Let $$f\left(\frac{x+y}{2}\right)=\frac{f(x)+f(y)}{2}$$ for all real $x$ and $y$. Also, $f'(0) = -1$ and $f(0)=1$. What is then the value of $f(2)$?
I got it as $-1$ by using some algebraic manipulations (of course used derivatives). But I want more of a geometrical approach to the problem. I feel that the given equations are related to the bisection formula of a line. Is it possible to approach the problem geometrically?
On
Partial differentiation with respect to $x$ yields $$ \frac12\,f'\left(\frac{x+y}2\right)=\frac12\,f'(x)\tag{1} $$ Setting $x=0$ and multiplying by $2$ yields $$ f'\left(\frac y2\right)=f'(0)\tag{2} $$ Thus, $f'$ is a constant. Therefore, the Mean Value Theorem says $$ f(x)=f(0)+xf'(0)\tag{3} $$ Equation $(3)$ and the information given implies $$ f(x)=1-x\tag{4} $$
On
We don't have to assume that $f$ is differentiable on all of ${\mathbb R}$. Consider the function $g(x):=f(x)+x-1$. Then $g(0)=g'(0)=0$, and $g$ satisfies the same functional equation as $f$. In particular $g({x\over2})={1\over 2}g(x)$ for all $x$. Choose an $x\ne0$. Then we have $$g(x)=2^n\> g\bigl(2^{-n}x\bigr)=x\>{g(x/2^n)\over x/2^n}\to\> x g'(0)=0\qquad (n\to\infty)\ ,$$ which allows to conclude that in fact $g(x)=0$. Since $x\ne0$ was arbitrary this proves that $f(x)=1-x$ $(x\in{\mathbb R})$.

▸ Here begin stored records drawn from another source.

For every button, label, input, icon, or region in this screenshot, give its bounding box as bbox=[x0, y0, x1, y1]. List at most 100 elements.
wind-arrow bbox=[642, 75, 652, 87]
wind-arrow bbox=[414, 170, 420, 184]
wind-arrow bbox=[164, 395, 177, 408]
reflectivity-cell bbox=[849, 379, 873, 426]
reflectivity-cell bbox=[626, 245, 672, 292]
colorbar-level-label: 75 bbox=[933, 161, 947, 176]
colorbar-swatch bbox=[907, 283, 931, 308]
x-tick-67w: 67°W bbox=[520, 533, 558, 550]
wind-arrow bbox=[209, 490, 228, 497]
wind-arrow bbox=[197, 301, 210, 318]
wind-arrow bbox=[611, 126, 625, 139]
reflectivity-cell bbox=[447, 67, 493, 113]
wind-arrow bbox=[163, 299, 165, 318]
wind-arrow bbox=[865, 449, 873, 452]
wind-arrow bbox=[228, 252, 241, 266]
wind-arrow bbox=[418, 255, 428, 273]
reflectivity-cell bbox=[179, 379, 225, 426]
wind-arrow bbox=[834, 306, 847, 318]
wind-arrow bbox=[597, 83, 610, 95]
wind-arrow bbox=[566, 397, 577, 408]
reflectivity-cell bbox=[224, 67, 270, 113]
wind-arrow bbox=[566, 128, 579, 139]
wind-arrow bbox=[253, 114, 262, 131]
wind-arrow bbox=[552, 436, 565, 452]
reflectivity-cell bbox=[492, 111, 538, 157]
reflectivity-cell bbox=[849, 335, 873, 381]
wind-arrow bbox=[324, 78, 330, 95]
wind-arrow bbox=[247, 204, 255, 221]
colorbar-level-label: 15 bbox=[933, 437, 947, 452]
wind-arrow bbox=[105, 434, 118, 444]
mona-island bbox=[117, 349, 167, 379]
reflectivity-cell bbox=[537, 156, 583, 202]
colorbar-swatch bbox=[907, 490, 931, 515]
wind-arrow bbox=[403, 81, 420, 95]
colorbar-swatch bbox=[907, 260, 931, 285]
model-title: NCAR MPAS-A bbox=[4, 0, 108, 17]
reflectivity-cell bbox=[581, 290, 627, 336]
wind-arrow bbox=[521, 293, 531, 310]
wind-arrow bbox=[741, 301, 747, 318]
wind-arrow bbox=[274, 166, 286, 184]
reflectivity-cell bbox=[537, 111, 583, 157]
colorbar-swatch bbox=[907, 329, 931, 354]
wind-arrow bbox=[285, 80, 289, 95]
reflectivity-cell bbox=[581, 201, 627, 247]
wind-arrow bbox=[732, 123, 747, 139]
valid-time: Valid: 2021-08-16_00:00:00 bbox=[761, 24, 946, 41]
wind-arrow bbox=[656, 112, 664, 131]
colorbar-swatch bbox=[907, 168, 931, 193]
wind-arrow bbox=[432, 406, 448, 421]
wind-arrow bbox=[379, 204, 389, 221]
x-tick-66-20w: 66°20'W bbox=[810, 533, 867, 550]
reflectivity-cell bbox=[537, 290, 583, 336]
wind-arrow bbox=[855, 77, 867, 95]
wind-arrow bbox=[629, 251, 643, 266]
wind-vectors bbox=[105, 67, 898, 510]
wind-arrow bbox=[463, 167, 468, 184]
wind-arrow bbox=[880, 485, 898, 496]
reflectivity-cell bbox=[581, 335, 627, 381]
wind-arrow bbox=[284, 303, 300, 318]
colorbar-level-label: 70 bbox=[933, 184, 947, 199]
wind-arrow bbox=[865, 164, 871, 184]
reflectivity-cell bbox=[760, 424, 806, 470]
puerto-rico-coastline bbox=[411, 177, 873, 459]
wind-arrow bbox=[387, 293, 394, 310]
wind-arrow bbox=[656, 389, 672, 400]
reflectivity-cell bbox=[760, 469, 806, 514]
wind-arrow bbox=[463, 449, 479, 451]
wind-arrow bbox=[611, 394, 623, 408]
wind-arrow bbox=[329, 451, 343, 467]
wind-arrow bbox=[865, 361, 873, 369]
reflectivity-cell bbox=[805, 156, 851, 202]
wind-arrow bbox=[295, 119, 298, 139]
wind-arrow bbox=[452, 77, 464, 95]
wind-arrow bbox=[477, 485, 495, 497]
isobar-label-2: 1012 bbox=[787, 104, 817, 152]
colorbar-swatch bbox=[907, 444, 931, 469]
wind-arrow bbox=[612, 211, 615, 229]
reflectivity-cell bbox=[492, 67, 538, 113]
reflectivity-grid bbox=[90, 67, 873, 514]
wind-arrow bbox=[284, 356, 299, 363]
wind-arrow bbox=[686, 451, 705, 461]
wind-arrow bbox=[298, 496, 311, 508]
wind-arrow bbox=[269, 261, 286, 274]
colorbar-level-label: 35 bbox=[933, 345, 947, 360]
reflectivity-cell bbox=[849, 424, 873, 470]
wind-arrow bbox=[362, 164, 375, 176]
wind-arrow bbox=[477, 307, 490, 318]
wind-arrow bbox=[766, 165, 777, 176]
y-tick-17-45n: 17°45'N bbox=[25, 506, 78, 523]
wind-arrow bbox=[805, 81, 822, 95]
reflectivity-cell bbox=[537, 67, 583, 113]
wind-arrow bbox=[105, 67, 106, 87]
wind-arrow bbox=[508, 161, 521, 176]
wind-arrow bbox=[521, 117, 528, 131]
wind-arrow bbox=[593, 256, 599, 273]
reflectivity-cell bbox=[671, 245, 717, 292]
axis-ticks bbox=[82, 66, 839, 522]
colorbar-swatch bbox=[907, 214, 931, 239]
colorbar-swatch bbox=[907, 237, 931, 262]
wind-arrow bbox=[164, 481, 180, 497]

by using partial differentiation with respect to $x$ we can say that $$ f '\left(\frac{x+y}{2}\right).\frac{1}{2}=\frac{f '(x) + 0}{2} $$
now put $x=0$ and $ f'(0)=-1$ $$f '\left(\frac{y}{2}\right)\frac{1}{2}=\frac{-1}{2} $$ $$\Rightarrow f '\left(\frac{y}{2}\right)={-1}$$ this implies $f(x)$ is a linear function with slope "$-1$" for all real value of $x$ $\Rightarrow f(x)=-x+c $ further $f(0)=1 \Rightarrow c=1$ now $f(2)=-2+1=-1$